Kremers nemen afwachtende houding aan

Bert Kremer vaart op de enkelwandige tanker Noorderhoofd. Hij bezit meerdere schepen. Zijn zoon wil het bedrijf voortzetten. Kremer en zijn zoon staan afwachtend tegenover de in 2018 verplichte overgang naar een dubbelwandig schip. Wel zijn ze lid van twee sociaal-economische binnenvaartorganisaties.

Tankvaartondernemer Bert Kremer

Door

Henriette Driesen-Joanknecht

‘Dit schip mag tot 2018 varen. Ik verwacht voor die tijd uit het bedrijf te zijn gestapt. Mijn zoon wil met het bedrijf door, daar zal dan te zijner tijd een nieuwer schip voor moeten komen. We hebben voorlopig nog geen plannen, want de economische situatie laat dat niet toe.

  • ‘Kosten-batenverhaal komt niet uit bij nieuwbouwinvestering’
  • ‘Opruimen van schepen is heel lastig probleem’

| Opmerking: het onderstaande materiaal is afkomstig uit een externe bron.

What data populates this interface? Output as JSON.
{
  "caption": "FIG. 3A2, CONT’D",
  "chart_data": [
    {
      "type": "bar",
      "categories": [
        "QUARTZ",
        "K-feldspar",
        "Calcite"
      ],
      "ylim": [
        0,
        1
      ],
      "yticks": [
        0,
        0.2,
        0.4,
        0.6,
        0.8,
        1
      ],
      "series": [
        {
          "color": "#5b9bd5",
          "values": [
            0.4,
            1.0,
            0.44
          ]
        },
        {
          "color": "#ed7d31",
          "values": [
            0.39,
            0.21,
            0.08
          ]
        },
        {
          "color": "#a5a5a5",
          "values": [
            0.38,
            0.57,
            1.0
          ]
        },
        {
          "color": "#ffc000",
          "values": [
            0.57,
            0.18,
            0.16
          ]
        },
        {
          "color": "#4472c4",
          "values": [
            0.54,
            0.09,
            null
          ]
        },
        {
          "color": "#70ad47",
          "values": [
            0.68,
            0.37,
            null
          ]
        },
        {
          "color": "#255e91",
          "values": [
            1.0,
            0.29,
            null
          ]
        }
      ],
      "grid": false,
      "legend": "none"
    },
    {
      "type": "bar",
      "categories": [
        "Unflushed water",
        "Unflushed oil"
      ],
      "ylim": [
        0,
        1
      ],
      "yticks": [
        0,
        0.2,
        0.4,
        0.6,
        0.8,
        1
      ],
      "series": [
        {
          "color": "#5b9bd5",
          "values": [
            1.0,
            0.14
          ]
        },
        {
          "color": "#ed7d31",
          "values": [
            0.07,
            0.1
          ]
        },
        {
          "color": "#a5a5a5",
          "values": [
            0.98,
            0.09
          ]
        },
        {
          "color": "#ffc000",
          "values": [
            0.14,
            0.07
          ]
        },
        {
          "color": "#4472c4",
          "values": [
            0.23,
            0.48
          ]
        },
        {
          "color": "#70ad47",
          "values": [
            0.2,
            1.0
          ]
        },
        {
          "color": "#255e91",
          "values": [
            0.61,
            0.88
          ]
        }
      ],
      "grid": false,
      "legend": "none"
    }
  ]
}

Ik heb vroeger geleerd dat je voor jezelf moet overwegen wat interessant is. Bij een nieuwbouwschip praat je over een investering van miljoenen. Als je daar een rekensom op loslaat, komt voor ons het kosten-batenverhaal niet uit. Wij varen voor Tankfracht. Die hebben veel en goed werk. Het is voor ons een eenvoudige keuze als je met een ouder schip dezelfde opbrengsten hebt als met een nieuwe.’
In 2018 zal de Noorderhoofd naar de sloop gaan, verwacht Kremer. Hij is er niet rouwig om. ‘Ik ben er niet mee getrouwd. Voor mij is het geen probleem als zij wordt gesloopt. En we hebben geen problemen met het klasse maken tot 2018. Dit schip kan tot die tijd gewoon blijven varen.’

Damco

Kremer verwacht niet dat de tankvaartmarkt gevaar loopt, ook al voorziet hij wel problemen bij de afvloeiing van tonnage. ‘Het transport blijft, maar de markt moet verbeteren, want er zal een grote groep schepen uit moeten. Ik verwacht dat een deel ervan problemen krijgt met klasse maken en daardoor verdwijnt, maar het is een feit dat het opruimen van schepen in de binnenvaart niet goed lukt. Dat probleem is niet eenvoudig op te lossen.’
Hij acht het belangrijk dat er in de toekomst een betere vergoeding komt voor het werk dat de tankvaart doet. ‘Het probleem met een schip is, dat zij alleen wat verdient als zij vaart. Als een eenling meer vraagt voor het werk, dan vaart een ander ermee weg. Die situatie is in de praktijk moeilijk te veranderen.’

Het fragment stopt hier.